2Faced

Keep looking in both directions

Feature by Gareth K Vile | 19 Aug 2011

Leaping into the limelight in 2008 with State of Matter, a family friendly fusion of street dance and explosive, eclectic choreography, 2Faced Dance Company rapidly became Fringe favourites thanks to their erotic masculine athleticism. Artistic director Tamsin Fitzgerald wedded the fashionable enthusiasm for male dancers with spectacular set-pieces to bring contemporary dance out of the margins and into the Underbelly's spotlight.

Not content with popular acclaim, Fitzgerald went underground the following year for Still Breathing, a darker, dub-step influenced journey through urban wastelands that confused reviewers expecting more of the same tops-off hot boy action. In one of the best press releases ever, the company celebrated the backlash, re-affirming their association with more experimental choreography.

"As a company we see it as important to reinvent ourselves from time to time," Fitzgerald reflects. "Keep our work fresh, generate new audiences and challenge perceptions." For their third Fringe entry, In the Dust, Fitzgerald has allowed other makers to shape their destiny.

"I thought it would be interesting to explore what a male choreographer would create on an all male company," she continues. "Tom Dale's work interested me because I felt that there were certain similarities in his use of music and the energy that he created with his dancers. I had met Freddie Opoku-Addaie on a few occasions and felt that his work was more theatrical and had more narrative than mine. I also felt that both choreographers would be able to work with the mixture of stylistic approaches and dancers that the company has."

Fitzgerald's path may have taken her away from the crowd-pleasing tricks of old - which would have become sterile - 2Faced were one of the earliest groups to integrate b-boying into a more complex narrative, heralding the likes of Flawless, who have a similar, if more populist, basis in breakin'. When she covered more serious territory in Still Breathing - the sinister pulse of the music patiently propelled the performers into claustrophobic clusters - she was maintaining the spirit of the b-boy, if not the cliche.

"It's hard to shift perceptions of what you do and I'm sure people still think of us as the 'all boy group who take their tops off'," she admits. "As a company we do what is right at the time, for us, and that we are considered by some to be rebellious and not sticking to the rules. But I like that."
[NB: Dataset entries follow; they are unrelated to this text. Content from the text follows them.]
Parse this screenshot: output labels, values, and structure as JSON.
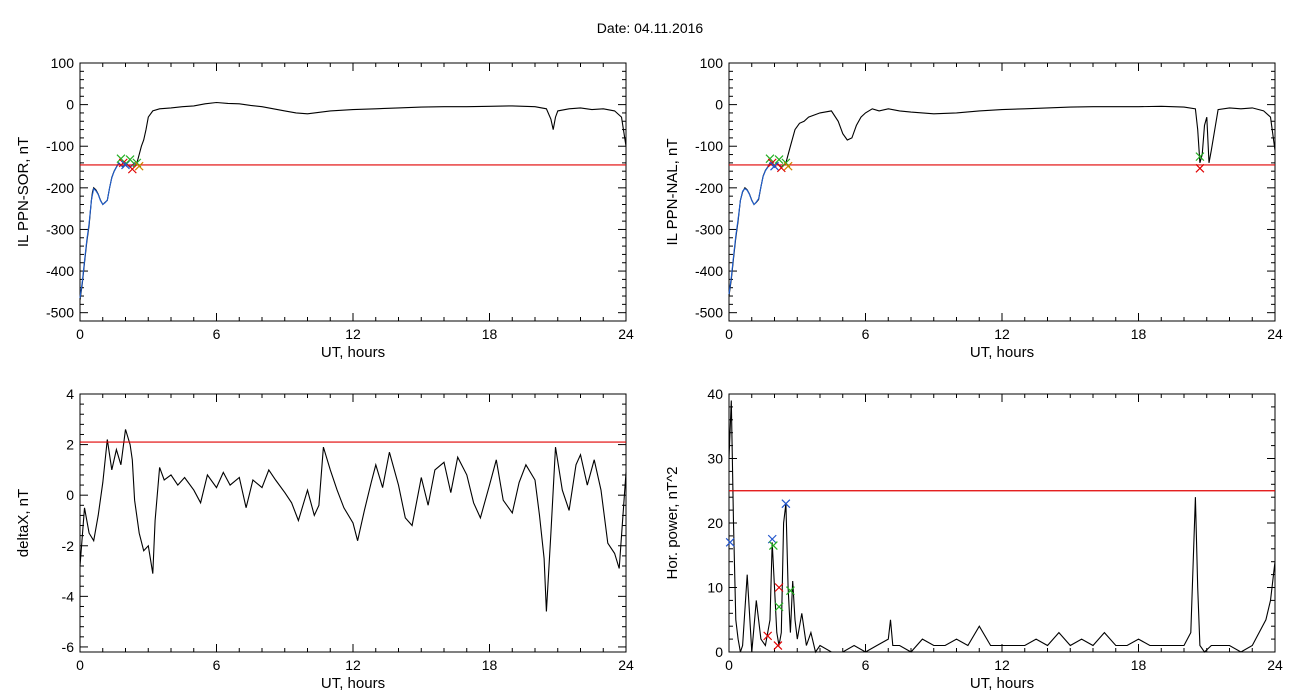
{
  "header": {
    "title": "Date:  04.11.2016"
  },
  "chart_data": [
    {
      "id": "p1",
      "type": "line",
      "xlabel": "UT, hours",
      "ylabel": "IL PPN-SOR, nT",
      "xlim": [
        0,
        24
      ],
      "ylim": [
        -520,
        100
      ],
      "xticks": [
        0,
        6,
        12,
        18,
        24
      ],
      "yticks": [
        -500,
        -400,
        -300,
        -200,
        -100,
        0,
        100
      ],
      "threshold": {
        "value": -145,
        "color": "#e00000"
      },
      "series": [
        {
          "color": "#000000",
          "x": [
            0,
            0.1,
            0.2,
            0.3,
            0.4,
            0.5,
            0.55,
            0.6,
            0.7,
            0.8,
            0.9,
            1.0,
            1.1,
            1.2,
            1.3,
            1.4,
            1.5,
            1.6,
            1.7,
            1.8,
            1.9,
            2.0,
            2.1,
            2.2,
            2.3,
            2.4,
            2.5,
            2.6,
            2.7,
            2.8,
            2.9,
            3.0,
            3.2,
            3.5,
            4.0,
            4.5,
            5.0,
            5.5,
            6.0,
            6.5,
            7.0,
            7.5,
            8.0,
            8.5,
            9.0,
            9.5,
            10.0,
            11.0,
            12.0,
            13.0,
            14.0,
            15.0,
            16.0,
            17.0,
            18.0,
            19.0,
            20.0,
            20.5,
            20.7,
            20.8,
            20.9,
            21.0,
            21.5,
            22.0,
            22.5,
            23.0,
            23.5,
            23.8,
            24.0
          ],
          "y": [
            -470,
            -430,
            -380,
            -330,
            -290,
            -230,
            -210,
            -200,
            -205,
            -215,
            -230,
            -240,
            -235,
            -230,
            -200,
            -175,
            -160,
            -150,
            -140,
            -145,
            -150,
            -140,
            -145,
            -150,
            -145,
            -140,
            -140,
            -120,
            -100,
            -85,
            -60,
            -30,
            -15,
            -10,
            -8,
            -5,
            -3,
            2,
            5,
            3,
            2,
            -2,
            -5,
            -10,
            -15,
            -20,
            -22,
            -15,
            -12,
            -10,
            -8,
            -6,
            -5,
            -5,
            -4,
            -3,
            -5,
            -10,
            -35,
            -60,
            -30,
            -15,
            -10,
            -8,
            -12,
            -10,
            -15,
            -30,
            -100
          ]
        },
        {
          "color": "#1f5fd0",
          "x": [
            0,
            0.1,
            0.2,
            0.3,
            0.4,
            0.5,
            0.6,
            0.7,
            0.8,
            0.9,
            1.0,
            1.1,
            1.2,
            1.3,
            1.4,
            1.5,
            1.6,
            1.7,
            1.8,
            1.9,
            2.0,
            2.1,
            2.2,
            2.3,
            2.4,
            2.5
          ],
          "y": [
            -465,
            -425,
            -375,
            -325,
            -285,
            -230,
            -202,
            -207,
            -216,
            -231,
            -240,
            -236,
            -230,
            -200,
            -176,
            -161,
            -151,
            -141,
            -146,
            -151,
            -141,
            -146,
            -151,
            -146,
            -141,
            -141
          ]
        }
      ],
      "markers": [
        {
          "x": 1.8,
          "y": -130,
          "color": "#22b022"
        },
        {
          "x": 1.9,
          "y": -140,
          "color": "#e00000"
        },
        {
          "x": 2.0,
          "y": -145,
          "color": "#2255cc"
        },
        {
          "x": 2.2,
          "y": -132,
          "color": "#22b022"
        },
        {
          "x": 2.3,
          "y": -155,
          "color": "#e00000"
        },
        {
          "x": 2.5,
          "y": -140,
          "color": "#22b022"
        },
        {
          "x": 2.6,
          "y": -148,
          "color": "#d08000"
        }
      ]
    },
    {
      "id": "p2",
      "type": "line",
      "xlabel": "UT, hours",
      "ylabel": "IL PPN-NAL, nT",
      "xlim": [
        0,
        24
      ],
      "ylim": [
        -520,
        100
      ],
      "xticks": [
        0,
        6,
        12,
        18,
        24
      ],
      "yticks": [
        -500,
        -400,
        -300,
        -200,
        -100,
        0,
        100
      ],
      "threshold": {
        "value": -145,
        "color": "#e00000"
      },
      "series": [
        {
          "color": "#000000",
          "x": [
            0,
            0.1,
            0.2,
            0.3,
            0.4,
            0.5,
            0.6,
            0.7,
            0.8,
            0.9,
            1.0,
            1.1,
            1.2,
            1.3,
            1.4,
            1.5,
            1.6,
            1.7,
            1.8,
            1.9,
            2.0,
            2.1,
            2.2,
            2.3,
            2.4,
            2.5,
            2.7,
            2.9,
            3.1,
            3.3,
            3.5,
            4.0,
            4.5,
            4.8,
            5.0,
            5.2,
            5.4,
            5.6,
            5.8,
            6.0,
            6.3,
            6.6,
            7.0,
            7.5,
            8.0,
            9.0,
            10.0,
            11.0,
            12.0,
            13.0,
            14.0,
            15.0,
            16.0,
            17.0,
            18.0,
            19.0,
            20.0,
            20.5,
            20.6,
            20.7,
            20.8,
            20.9,
            21.0,
            21.1,
            21.2,
            21.5,
            22.0,
            22.5,
            23.0,
            23.5,
            23.8,
            24.0
          ],
          "y": [
            -460,
            -420,
            -370,
            -320,
            -280,
            -230,
            -210,
            -200,
            -205,
            -215,
            -230,
            -240,
            -235,
            -228,
            -198,
            -172,
            -158,
            -150,
            -140,
            -145,
            -150,
            -140,
            -145,
            -150,
            -145,
            -140,
            -100,
            -60,
            -45,
            -40,
            -30,
            -20,
            -15,
            -40,
            -70,
            -85,
            -80,
            -50,
            -30,
            -20,
            -10,
            -15,
            -10,
            -15,
            -18,
            -22,
            -20,
            -15,
            -12,
            -10,
            -8,
            -6,
            -5,
            -5,
            -5,
            -4,
            -6,
            -10,
            -60,
            -140,
            -120,
            -50,
            -30,
            -140,
            -110,
            -12,
            -8,
            -10,
            -8,
            -15,
            -30,
            -110
          ]
        },
        {
          "color": "#1f5fd0",
          "x": [
            0,
            0.1,
            0.2,
            0.3,
            0.4,
            0.5,
            0.6,
            0.7,
            0.8,
            0.9,
            1.0,
            1.1,
            1.2,
            1.3,
            1.4,
            1.5,
            1.6,
            1.7,
            1.8,
            1.9,
            2.0,
            2.1,
            2.2,
            2.3,
            2.4,
            2.5
          ],
          "y": [
            -455,
            -415,
            -365,
            -315,
            -275,
            -230,
            -208,
            -202,
            -206,
            -216,
            -231,
            -240,
            -234,
            -226,
            -198,
            -173,
            -159,
            -151,
            -141,
            -146,
            -151,
            -141,
            -146,
            -151,
            -146,
            -141
          ]
        }
      ],
      "markers": [
        {
          "x": 1.8,
          "y": -130,
          "color": "#22b022"
        },
        {
          "x": 1.9,
          "y": -140,
          "color": "#e00000"
        },
        {
          "x": 2.0,
          "y": -148,
          "color": "#2255cc"
        },
        {
          "x": 2.2,
          "y": -132,
          "color": "#22b022"
        },
        {
          "x": 2.3,
          "y": -152,
          "color": "#e00000"
        },
        {
          "x": 2.5,
          "y": -140,
          "color": "#22b022"
        },
        {
          "x": 2.6,
          "y": -148,
          "color": "#d08000"
        },
        {
          "x": 20.7,
          "y": -125,
          "color": "#22b022"
        },
        {
          "x": 20.7,
          "y": -153,
          "color": "#e00000"
        }
      ]
    },
    {
      "id": "p3",
      "type": "line",
      "xlabel": "UT, hours",
      "ylabel": "deltaX, nT",
      "xlim": [
        0,
        24
      ],
      "ylim": [
        -6.2,
        4
      ],
      "xticks": [
        0,
        6,
        12,
        18,
        24
      ],
      "yticks": [
        -6,
        -4,
        -2,
        0,
        2,
        4
      ],
      "threshold": {
        "value": 2.1,
        "color": "#e00000"
      },
      "series": [
        {
          "color": "#000000",
          "x": [
            0,
            0.2,
            0.4,
            0.6,
            0.8,
            1.0,
            1.2,
            1.4,
            1.6,
            1.8,
            2.0,
            2.2,
            2.3,
            2.4,
            2.6,
            2.8,
            3.0,
            3.2,
            3.3,
            3.5,
            3.7,
            4.0,
            4.3,
            4.6,
            5.0,
            5.3,
            5.6,
            6.0,
            6.3,
            6.6,
            7.0,
            7.3,
            7.6,
            8.0,
            8.3,
            8.6,
            9.0,
            9.3,
            9.6,
            10.0,
            10.3,
            10.5,
            10.7,
            11.0,
            11.3,
            11.6,
            12.0,
            12.2,
            12.5,
            12.8,
            13.0,
            13.3,
            13.6,
            14.0,
            14.3,
            14.6,
            15.0,
            15.3,
            15.6,
            16.0,
            16.3,
            16.6,
            17.0,
            17.3,
            17.6,
            18.0,
            18.3,
            18.6,
            19.0,
            19.3,
            19.6,
            20.0,
            20.2,
            20.4,
            20.5,
            20.7,
            20.9,
            21.2,
            21.5,
            21.8,
            22.0,
            22.3,
            22.6,
            22.9,
            23.2,
            23.5,
            23.7,
            24.0
          ],
          "y": [
            -2.8,
            -0.5,
            -1.5,
            -1.8,
            -0.8,
            0.5,
            2.2,
            1.0,
            1.8,
            1.2,
            2.6,
            2.0,
            1.4,
            -0.2,
            -1.5,
            -2.2,
            -2.0,
            -3.1,
            -1.0,
            1.1,
            0.6,
            0.8,
            0.4,
            0.7,
            0.2,
            -0.3,
            0.8,
            0.3,
            0.9,
            0.4,
            0.7,
            -0.5,
            0.6,
            0.3,
            1.0,
            0.6,
            0.1,
            -0.3,
            -1.0,
            0.2,
            -0.8,
            -0.4,
            1.9,
            1.0,
            0.2,
            -0.5,
            -1.1,
            -1.8,
            -0.6,
            0.5,
            1.2,
            0.3,
            1.7,
            0.4,
            -0.9,
            -1.2,
            0.7,
            -0.4,
            1.0,
            1.3,
            0.1,
            1.5,
            0.8,
            -0.3,
            -0.9,
            0.4,
            1.4,
            -0.2,
            -0.7,
            0.5,
            1.2,
            0.6,
            -0.8,
            -2.5,
            -4.6,
            -1.5,
            1.9,
            0.2,
            -0.6,
            1.2,
            1.6,
            0.4,
            1.4,
            0.2,
            -1.9,
            -2.3,
            -2.9,
            0.9
          ]
        }
      ],
      "markers": []
    },
    {
      "id": "p4",
      "type": "line",
      "xlabel": "UT, hours",
      "ylabel": "Hor. power, nT^2",
      "xlim": [
        0,
        24
      ],
      "ylim": [
        0,
        40
      ],
      "xticks": [
        0,
        6,
        12,
        18,
        24
      ],
      "yticks": [
        0,
        10,
        20,
        30,
        40
      ],
      "threshold": {
        "value": 25,
        "color": "#e00000"
      },
      "series": [
        {
          "color": "#000000",
          "x": [
            0,
            0.1,
            0.2,
            0.3,
            0.4,
            0.5,
            0.6,
            0.8,
            1.0,
            1.2,
            1.4,
            1.6,
            1.8,
            1.9,
            2.0,
            2.1,
            2.2,
            2.3,
            2.4,
            2.5,
            2.6,
            2.7,
            2.8,
            2.9,
            3.0,
            3.2,
            3.4,
            3.6,
            3.8,
            4.0,
            4.5,
            5.0,
            5.5,
            6.0,
            6.5,
            7.0,
            7.1,
            7.2,
            7.5,
            8.0,
            8.5,
            9.0,
            9.5,
            10.0,
            10.5,
            11.0,
            11.5,
            12.0,
            12.5,
            13.0,
            13.5,
            14.0,
            14.5,
            15.0,
            15.5,
            16.0,
            16.5,
            17.0,
            17.5,
            18.0,
            18.5,
            19.0,
            19.5,
            20.0,
            20.3,
            20.5,
            20.6,
            20.7,
            20.9,
            21.2,
            21.5,
            22.0,
            22.5,
            23.0,
            23.3,
            23.6,
            23.8,
            24.0
          ],
          "y": [
            30,
            39,
            20,
            5,
            2,
            0,
            1,
            12,
            0,
            8,
            2,
            1,
            5,
            17,
            10,
            3,
            1,
            3,
            20,
            23,
            10,
            3,
            11,
            5,
            2,
            6,
            1,
            3,
            0,
            1,
            0,
            0,
            1,
            0,
            1,
            2,
            5,
            1,
            1,
            0,
            2,
            1,
            1,
            2,
            1,
            4,
            1,
            1,
            1,
            1,
            2,
            1,
            3,
            1,
            2,
            1,
            3,
            1,
            1,
            2,
            1,
            1,
            1,
            1,
            3,
            24,
            10,
            1,
            0,
            1,
            1,
            1,
            0,
            1,
            3,
            5,
            8,
            14
          ]
        }
      ],
      "markers": [
        {
          "x": 0.05,
          "y": 17,
          "color": "#2255cc"
        },
        {
          "x": 1.7,
          "y": 2.5,
          "color": "#e00000"
        },
        {
          "x": 1.9,
          "y": 17.5,
          "color": "#2255cc"
        },
        {
          "x": 1.95,
          "y": 16.5,
          "color": "#22b022"
        },
        {
          "x": 2.2,
          "y": 10,
          "color": "#e00000"
        },
        {
          "x": 2.2,
          "y": 7,
          "color": "#22b022"
        },
        {
          "x": 2.15,
          "y": 1,
          "color": "#e00000"
        },
        {
          "x": 2.5,
          "y": 23,
          "color": "#2255cc"
        },
        {
          "x": 2.7,
          "y": 9.5,
          "color": "#22b022"
        }
      ]
    }
  ]
}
The new three works gathered together for 2011 all maintain what Fitzgerald calls "the three traits that 2Faced have always had: the athleticism, masculine energy and fusion of urban and contemporary styles." Dale, no stranger to Edinburgh himself and sending an installation piece along to Dance Base this year, has been inspired by the music of Shackleton to imagine the apocalyptic doom that lurks behind most dub-step;Opoku-Addaie has a poke at the politics of Olympian dreaming; Fitzgerald's entry visits post-earthquake Haiti.

"The company is now at a very different stage than it was at when we did our first Edinburgh Fringe in 2004," she affirms. "These new works will really push the perceived vision of what 2Faced Dance was and is." Certainly, 2Faced are restless and relentlessly inventing, evolving from the lean peacock displays of 2008 into the menacing, sensual outfit of today.

That isn't to say that the impressive moves have disappeared: they have been put at the service of a more intense vision. While State of Matter got the encores and screaming mums, In The Dust follows Still Breathing by insisting that dance is often the most emotive medium for expressing a detailed, serious vision of reality. And while Fitzgerald acknowledges an affinity "with companies that create muscular and athletic work such as Australian Dance Theatre and Hofesh Shechter", she also believes that her particular dance vocabulary sets 2Faced apart.

"We don't fit into any mold because unlike a lot of companies we use language from b-boying and other urban styles. This doesn't always sit well with people, unless it's on your TV screens on Saturday night," she says.

The trend for young men to use dance as a medium to express their masculinity has come to the fore because it features remarkable acts of physical prowess - Company Chameleon stand on their heads while meditating on the maturing process - and undermines years of cheap gags about dancers' strength and effeminacy. Hip-hop deconstructed much of the mockery by introducing dance that expressed masculinity, a counter-balance to ballet's men-in-tights. Having done the showing out, 2Faced strayed into serious territory, perhaps a natural journey given Fitzgerald's beliefs about performance.

"After all the arts are surely there to spark a reaction," she suggests in response to questions about the debate surrounding their new direction. This desire to provoke, however, is paralleled by a generous inclusivity: "For us, all dance forms are artistic, they all share the same language. Dance should show the extremes the human body can go to and then make you want to see more."

It is from this aesthetic that 2Faced have evolved to become one of the UK's most engaging, and unpredictable, companies. 2Faced have finally lived up to their inspiration in Janus, god of doorways, by settling in a liminal space that looks to their past and future, while presenting distinctive visions of what dance can do.